Until this minute, the gun had represented protection to her too--protection from that fate worse than death. Now it represented only death--instant and final. And she wanted life. She wanted one more minute of life for herself and her children, and years and years of life for herself and her children. She knew they might quickly be dead, but she could not stop the life she had labored to bring into the world and she could not let go of her own breath.

She dropped the gun onto the floor. He dropped his head onto his chest and cried. She had never loved him more than she loved him now, and would have spared him this last pain if she could have; but life was too precious.

A tomahawk found his head on its way through the door, and in a way, she was grateful for that. The tomahawk struck her too, for his wife, the vessel of young innocent love was dead, but still she lived.

They were inside now. They surveyed the woman and her children with the same scrutiny as the pots and quilts. One man screamed, raised his weapon into the air and started toward her children. Another voice spoke quickly, harshly--a voice of command, and the attacker stopped. In minutes she and her children were being bound and taken into captivity. She thought her heart would burst with thankful gladness.

Summer. Winter. Spring and Fall. The passing of seasons had turned the woman’s blonde hair to white and years of sun had made leather of her skin. Her back, like the backs of other old women in the tribe, was bent from hard work and poor nutrition and from a distance, you would not have distinguished her from any other.

She sat on a skin on the side of a hill and watched her grandson ride a horse for the first time. A soft, early summer sun warmed the grass, the air and the skin. The warmth soaked down from the sun and up from the skin and into her bones and eased the pain that lived there now.
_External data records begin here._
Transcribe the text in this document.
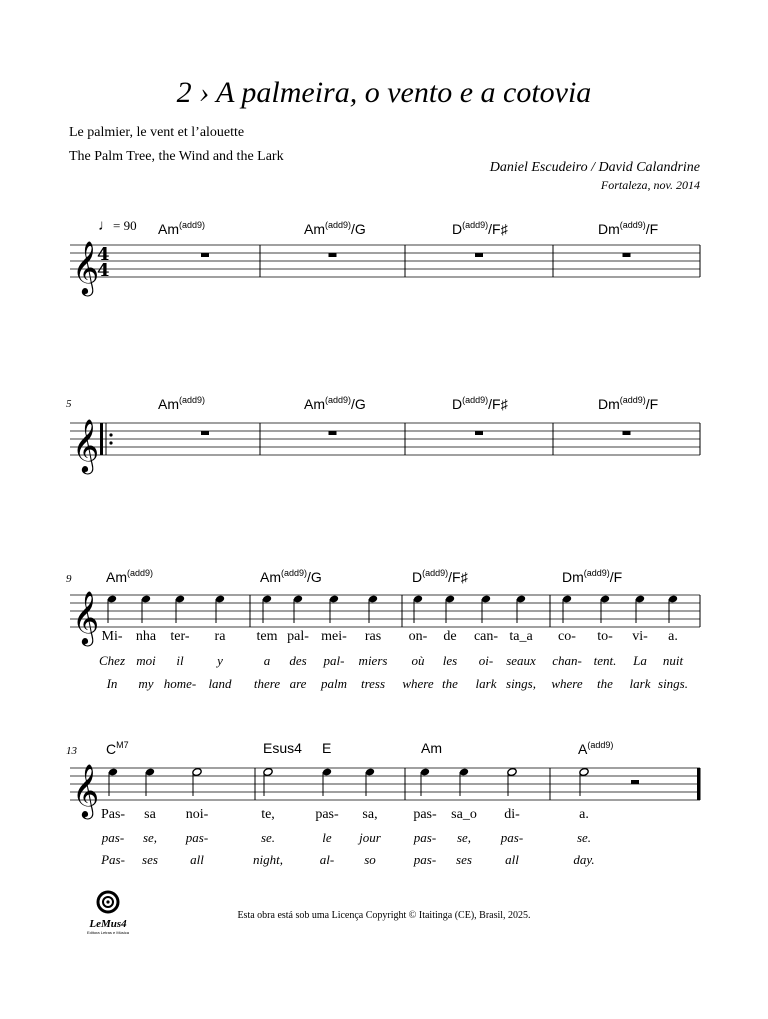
2 › A palmeira, o vento e a cotovia
Le palmier, le vent et l’alouette
The Palm Tree, the Wind and the Lark
Daniel Escudeiro / David Calandrine
Fortaleza, nov. 2014
♩= 90 $Am^{(add9)}$	$Am^{(add9)}/G$	$D^{(add9)}/F♯$	$Dm^{(add9)}/F$
$Am^{(add9)}$	$Am^{(add9)}/G$	$D^{(add9)}/F♯$	$Dm^{(add9)}/F$
$Am^{(add9)}$	$Am^{(add9)}/G$	$D^{(add9)}/F♯$	$Dm^{(add9)}/F$
$C^{M7}$	Esus4 E	Am	$A^{(add9)}$
5
9
13
Mi- nha ter- ra tem pal- mei- ras on- de can- ta_a co- to- vi- a.
Chez moi il	y	a des pal- miers où les oi- seaux chan- tent. La nuit
In my home- land there are palm tress where the lark sings, where the lark sings.
Pas- sa noi-	te,	pas- sa,	pas- sa_o di-	a.
pas- se, pas-	se.	le jour	pas- se, pas-	se.
Pas- ses all	night,	al- so	pas- ses	all	day.
𝄞
4
4
𝄞
𝄞
𝄞
LeMus4
Editora Letras e Música
Esta obra está sob uma Licença Copyright © Itaitinga (CE), Brasil, 2025.
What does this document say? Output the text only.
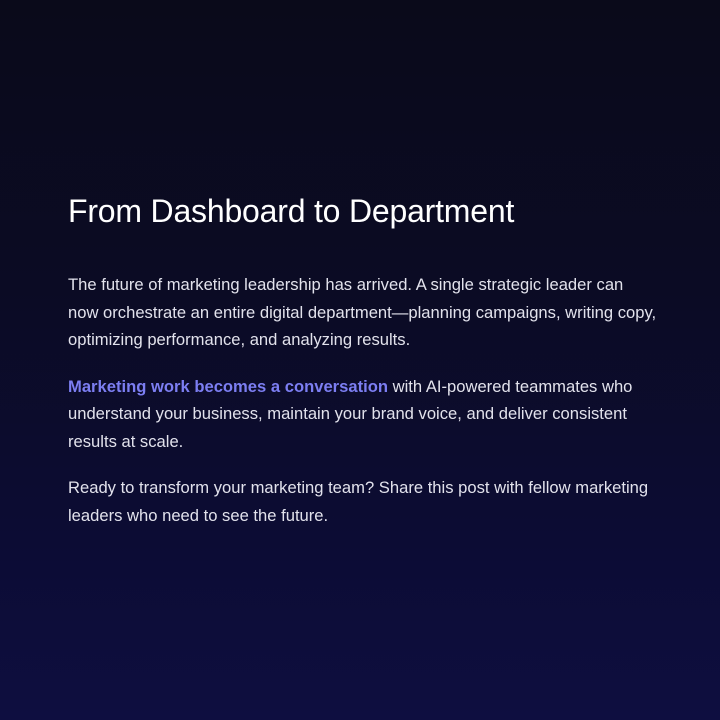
From Dashboard to Department

The future of marketing leadership has arrived. A single strategic leader can now orchestrate an entire digital department—planning campaigns, writing copy, optimizing performance, and analyzing results.

Marketing work becomes a conversation with AI-powered teammates who understand your business, maintain your brand voice, and deliver consistent results at scale.

Ready to transform your marketing team? Share this post with fellow marketing leaders who need to see the future.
As she sat watching her grandson, her youngest son came to sit beside her and offered her a small gift of jerky. She put the jerky into a mouth now void of any sound teeth. She smiled at her son in appreciation and he watched pleased, smiling as she sucked the strong meat flavor he knew she loved.

His three brothers and two half brothers were among the men who had left this morning in a hunting party. But this son, this youngest son, didn’t ride. The twisted legs that were a part of his birth made it difficult for him to move at all, and riding was just too painful. So, he sat soaking comfort and pleasure from the company of his mother and nephew.

The fever of the past winter had taken both his father and his half sister, the young horseman’s mother. But he could still see his sister in the slant of her son’s smile and when he most missed his father he always sought the company of his mother, and through her, was once again close to his father.

In all of the days of her life, the woman never forgot the young man who planted the fields or her love for him. But with this son’s father she had never felt anything missing. It was a different love--older and stronger. He had never tried to protect her from life--only death.

Through a door in the back of the old woman’s mind lived a small, blonde girl and a man who sat with the child on his lap after had come in from the fields for his evening rest. She would join them soon and her husband of so many years; but, today the company of her son and grandson warmed her heart and the sun warmed her bones. It was a good day to be alive.